Dia menyebut data Badan Pusat Statistik (BPS) 2020 terkait perekonomian kuartal ketiga. BPS mencatat sektor pengelolaan sampah dan limbah jadi salah satu sektor yang tumbuh positif. Persentase pertumbuhannya mencapai angka 6,04 persen.
“Kondisi tersebut merupakan kabar baik. Data tersebut menunjukan pengelolaan sampah dan limbah salah satu sektor usaha tahan banting atau resilience pada masa Covid-19,” jelasnya.
Siti merinci pengimplementasian paradigma sampah sebagai bahan baku ekonomi yaitu:
- Prinsip Reduce, Reuse, dan Recycle (3R).
- Perluasan tanggung jawab produsen.
- Pengelolaan dan pemanfaatan melalui sumber daya baik bahan baku dan sumber Energi Baru Terbarukan.
- Pengelolaan sampah di Tempat Pembuangan Akhir dengan prinsip berwawasan lingkungan.
“Menerapkan prinsip yang dimaksud merupakan perwujudan dan praktik terbaik dalam menjadikan sampah sebagai bahan baku ekonomi,” ucapnya.
Baca juga: HPSN 2021: Meneropong Wajah Industri Daur Ulang di Masa Pandemi
KLHK Terbitkan Kajian Daur Ulang Plastik dan Kertas Dalam Negeri
Pada kesempatan tersebut, Kementerian Lingkungan Hidup dan Kehutanan (KLHK) juga menerbitkan buku Kajian Daur Ulang Plastik dan Kertas.
Direktur Jenderal Pengelolaan Sampah, Limbah dan B3 KLHK, Rosa Vivien Ratnawati, mengatakan kajian tersebut merupakan mandat dari Surat Keputusan Bersama (SKB) antara Menteri LHK, Menteri Perindustrian, Menteri Perdagangan, dan Kapolri.
Adapun SKB tersebut mengatur pelaksanaan impor limbah non bahan berbahaya dan beracun sebagai bahan baku industri.
Vivien menjelaskan kondisi saat ini 50 persen bahan baku untuk industri daur ulang kertas dan plastik masih impor. Hal tersebut menunjukan bahwa sampah di Indonesia kualitasnya masih belum cukup menjadi bahan baku.

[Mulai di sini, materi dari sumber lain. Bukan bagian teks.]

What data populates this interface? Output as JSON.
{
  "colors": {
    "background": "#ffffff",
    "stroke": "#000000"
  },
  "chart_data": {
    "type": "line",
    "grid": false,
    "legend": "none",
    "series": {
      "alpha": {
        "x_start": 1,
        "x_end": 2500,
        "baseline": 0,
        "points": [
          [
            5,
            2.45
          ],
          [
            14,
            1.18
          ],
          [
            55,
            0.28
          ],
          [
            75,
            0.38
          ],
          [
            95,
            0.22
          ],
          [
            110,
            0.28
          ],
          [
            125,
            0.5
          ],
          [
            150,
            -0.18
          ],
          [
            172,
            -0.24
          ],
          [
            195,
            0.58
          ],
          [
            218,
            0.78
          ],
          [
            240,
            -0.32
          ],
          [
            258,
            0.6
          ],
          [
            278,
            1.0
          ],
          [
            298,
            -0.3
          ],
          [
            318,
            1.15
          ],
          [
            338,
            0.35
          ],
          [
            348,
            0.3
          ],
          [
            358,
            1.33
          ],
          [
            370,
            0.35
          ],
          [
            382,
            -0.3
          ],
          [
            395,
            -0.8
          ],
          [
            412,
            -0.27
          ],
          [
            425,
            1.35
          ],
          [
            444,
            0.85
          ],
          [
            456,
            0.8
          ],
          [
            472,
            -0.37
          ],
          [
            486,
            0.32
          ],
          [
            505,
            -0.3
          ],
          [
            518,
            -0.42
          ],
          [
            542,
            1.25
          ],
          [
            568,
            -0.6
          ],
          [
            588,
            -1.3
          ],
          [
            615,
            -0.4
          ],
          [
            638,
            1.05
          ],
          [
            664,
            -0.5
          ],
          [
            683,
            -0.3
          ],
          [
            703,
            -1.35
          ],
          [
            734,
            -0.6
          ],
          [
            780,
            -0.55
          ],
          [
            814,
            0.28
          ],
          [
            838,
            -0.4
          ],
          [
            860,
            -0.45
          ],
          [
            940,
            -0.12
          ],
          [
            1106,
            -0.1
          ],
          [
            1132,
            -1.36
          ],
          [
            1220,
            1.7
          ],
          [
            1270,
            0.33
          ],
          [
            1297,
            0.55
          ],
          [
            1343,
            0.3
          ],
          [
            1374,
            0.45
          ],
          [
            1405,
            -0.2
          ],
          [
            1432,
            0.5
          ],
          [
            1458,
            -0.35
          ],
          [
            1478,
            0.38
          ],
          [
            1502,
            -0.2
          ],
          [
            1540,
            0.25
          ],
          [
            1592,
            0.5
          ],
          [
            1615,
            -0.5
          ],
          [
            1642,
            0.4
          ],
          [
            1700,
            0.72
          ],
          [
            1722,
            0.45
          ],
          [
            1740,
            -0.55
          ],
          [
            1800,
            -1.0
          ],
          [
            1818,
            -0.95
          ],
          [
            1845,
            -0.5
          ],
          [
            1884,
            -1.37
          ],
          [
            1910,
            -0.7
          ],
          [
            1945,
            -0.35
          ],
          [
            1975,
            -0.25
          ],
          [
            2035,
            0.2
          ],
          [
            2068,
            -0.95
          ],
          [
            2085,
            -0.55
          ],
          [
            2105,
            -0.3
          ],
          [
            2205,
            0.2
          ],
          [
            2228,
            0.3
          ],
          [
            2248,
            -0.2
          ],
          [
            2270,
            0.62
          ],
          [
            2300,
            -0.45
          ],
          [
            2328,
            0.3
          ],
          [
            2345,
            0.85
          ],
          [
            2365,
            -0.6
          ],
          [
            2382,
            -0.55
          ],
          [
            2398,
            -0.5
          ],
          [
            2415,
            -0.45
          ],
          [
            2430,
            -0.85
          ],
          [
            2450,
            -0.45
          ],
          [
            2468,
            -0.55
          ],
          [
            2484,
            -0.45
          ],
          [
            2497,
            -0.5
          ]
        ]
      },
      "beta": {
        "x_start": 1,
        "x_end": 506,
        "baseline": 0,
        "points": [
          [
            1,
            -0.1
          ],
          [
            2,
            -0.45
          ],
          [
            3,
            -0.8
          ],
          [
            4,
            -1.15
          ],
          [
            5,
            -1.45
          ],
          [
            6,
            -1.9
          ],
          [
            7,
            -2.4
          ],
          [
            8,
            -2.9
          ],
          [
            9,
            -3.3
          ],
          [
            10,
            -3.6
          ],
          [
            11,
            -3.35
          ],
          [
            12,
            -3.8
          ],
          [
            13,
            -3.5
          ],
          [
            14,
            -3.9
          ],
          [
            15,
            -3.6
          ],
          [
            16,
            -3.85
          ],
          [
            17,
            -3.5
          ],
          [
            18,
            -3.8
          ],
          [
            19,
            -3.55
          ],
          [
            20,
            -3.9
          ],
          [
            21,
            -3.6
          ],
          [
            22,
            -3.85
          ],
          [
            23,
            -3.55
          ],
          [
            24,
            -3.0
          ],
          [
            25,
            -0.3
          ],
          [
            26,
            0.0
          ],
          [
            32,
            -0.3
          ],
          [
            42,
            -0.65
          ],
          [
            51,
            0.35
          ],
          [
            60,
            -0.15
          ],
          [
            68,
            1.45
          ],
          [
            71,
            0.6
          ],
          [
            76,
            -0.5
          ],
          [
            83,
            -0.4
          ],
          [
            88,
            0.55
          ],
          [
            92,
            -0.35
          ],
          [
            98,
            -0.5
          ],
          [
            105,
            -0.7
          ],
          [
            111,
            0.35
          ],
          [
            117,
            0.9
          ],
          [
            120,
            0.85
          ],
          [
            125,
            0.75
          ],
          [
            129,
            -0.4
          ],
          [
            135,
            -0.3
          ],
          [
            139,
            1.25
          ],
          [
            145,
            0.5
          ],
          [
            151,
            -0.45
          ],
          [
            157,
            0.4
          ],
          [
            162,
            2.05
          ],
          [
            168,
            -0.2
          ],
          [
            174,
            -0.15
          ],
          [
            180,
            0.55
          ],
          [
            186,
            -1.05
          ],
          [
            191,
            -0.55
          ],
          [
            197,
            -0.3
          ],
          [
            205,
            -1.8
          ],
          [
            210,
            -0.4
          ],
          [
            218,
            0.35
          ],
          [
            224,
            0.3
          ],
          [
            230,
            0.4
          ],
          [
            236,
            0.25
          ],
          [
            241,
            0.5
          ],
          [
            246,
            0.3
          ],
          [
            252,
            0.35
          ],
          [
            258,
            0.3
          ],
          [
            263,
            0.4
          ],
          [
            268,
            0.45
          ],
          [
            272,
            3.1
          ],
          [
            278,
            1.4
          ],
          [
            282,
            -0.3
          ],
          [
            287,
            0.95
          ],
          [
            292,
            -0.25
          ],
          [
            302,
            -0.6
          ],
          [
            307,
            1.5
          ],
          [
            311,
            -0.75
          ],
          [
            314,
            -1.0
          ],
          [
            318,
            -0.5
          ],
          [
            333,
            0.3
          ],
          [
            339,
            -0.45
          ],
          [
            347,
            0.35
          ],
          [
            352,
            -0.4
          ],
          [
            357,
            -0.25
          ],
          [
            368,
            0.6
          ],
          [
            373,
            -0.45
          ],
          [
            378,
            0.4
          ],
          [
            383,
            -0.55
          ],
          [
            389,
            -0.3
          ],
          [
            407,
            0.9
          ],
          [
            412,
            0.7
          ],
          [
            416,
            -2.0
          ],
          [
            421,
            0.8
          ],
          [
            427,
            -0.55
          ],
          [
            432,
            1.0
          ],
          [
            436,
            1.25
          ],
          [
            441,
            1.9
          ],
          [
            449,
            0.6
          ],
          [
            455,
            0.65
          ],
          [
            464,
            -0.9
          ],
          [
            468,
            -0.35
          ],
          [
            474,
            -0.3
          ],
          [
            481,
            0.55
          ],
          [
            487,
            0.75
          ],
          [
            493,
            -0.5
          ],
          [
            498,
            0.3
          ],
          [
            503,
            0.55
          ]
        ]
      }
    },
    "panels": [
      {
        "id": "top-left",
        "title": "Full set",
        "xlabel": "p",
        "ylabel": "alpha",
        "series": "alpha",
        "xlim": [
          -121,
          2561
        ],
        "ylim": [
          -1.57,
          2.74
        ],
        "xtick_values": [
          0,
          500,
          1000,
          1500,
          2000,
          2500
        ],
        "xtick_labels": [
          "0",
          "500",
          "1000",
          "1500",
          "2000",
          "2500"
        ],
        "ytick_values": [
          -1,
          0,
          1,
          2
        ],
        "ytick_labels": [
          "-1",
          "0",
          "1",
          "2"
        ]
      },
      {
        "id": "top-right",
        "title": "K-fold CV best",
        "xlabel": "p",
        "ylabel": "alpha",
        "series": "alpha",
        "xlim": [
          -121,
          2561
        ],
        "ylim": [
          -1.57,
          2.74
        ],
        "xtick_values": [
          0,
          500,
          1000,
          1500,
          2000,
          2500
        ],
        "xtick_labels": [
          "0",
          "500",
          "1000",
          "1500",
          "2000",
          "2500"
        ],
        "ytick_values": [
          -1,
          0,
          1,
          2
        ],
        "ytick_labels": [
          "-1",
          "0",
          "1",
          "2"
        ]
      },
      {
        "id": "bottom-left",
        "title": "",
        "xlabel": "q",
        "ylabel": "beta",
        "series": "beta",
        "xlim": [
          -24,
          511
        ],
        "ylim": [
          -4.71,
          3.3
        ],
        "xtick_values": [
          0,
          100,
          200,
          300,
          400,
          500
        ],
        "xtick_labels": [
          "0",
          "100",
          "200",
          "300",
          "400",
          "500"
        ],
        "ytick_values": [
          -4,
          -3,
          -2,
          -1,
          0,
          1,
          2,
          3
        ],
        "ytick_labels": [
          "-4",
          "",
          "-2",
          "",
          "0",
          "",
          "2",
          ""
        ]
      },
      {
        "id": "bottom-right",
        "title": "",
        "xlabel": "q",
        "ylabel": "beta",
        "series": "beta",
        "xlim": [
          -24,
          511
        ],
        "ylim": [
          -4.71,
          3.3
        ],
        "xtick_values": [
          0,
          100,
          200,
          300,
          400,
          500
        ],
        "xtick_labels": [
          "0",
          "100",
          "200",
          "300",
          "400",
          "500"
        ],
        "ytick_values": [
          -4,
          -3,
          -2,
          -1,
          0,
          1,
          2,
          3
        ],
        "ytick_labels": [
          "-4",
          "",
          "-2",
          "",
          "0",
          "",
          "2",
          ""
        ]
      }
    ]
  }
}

“Sehingga KLHK bertugas membuat peta jalan mengenai sampah yang bisa menjadi bahan baku,” imbuhnya.
Vivien menjelaskan Kajian Daur Ulang Plastik dan Kertas bisa menjadi arahan untuk penyusunan program khususnya kementerian perindustrian dan kementerian perdagangan.
Kajian tersebut, sambungnya, juga akan diserahkan kepada pemerintah daerah, asosisasi daur ulang plastik dan kertas, social entrepreneur, dan pemulung.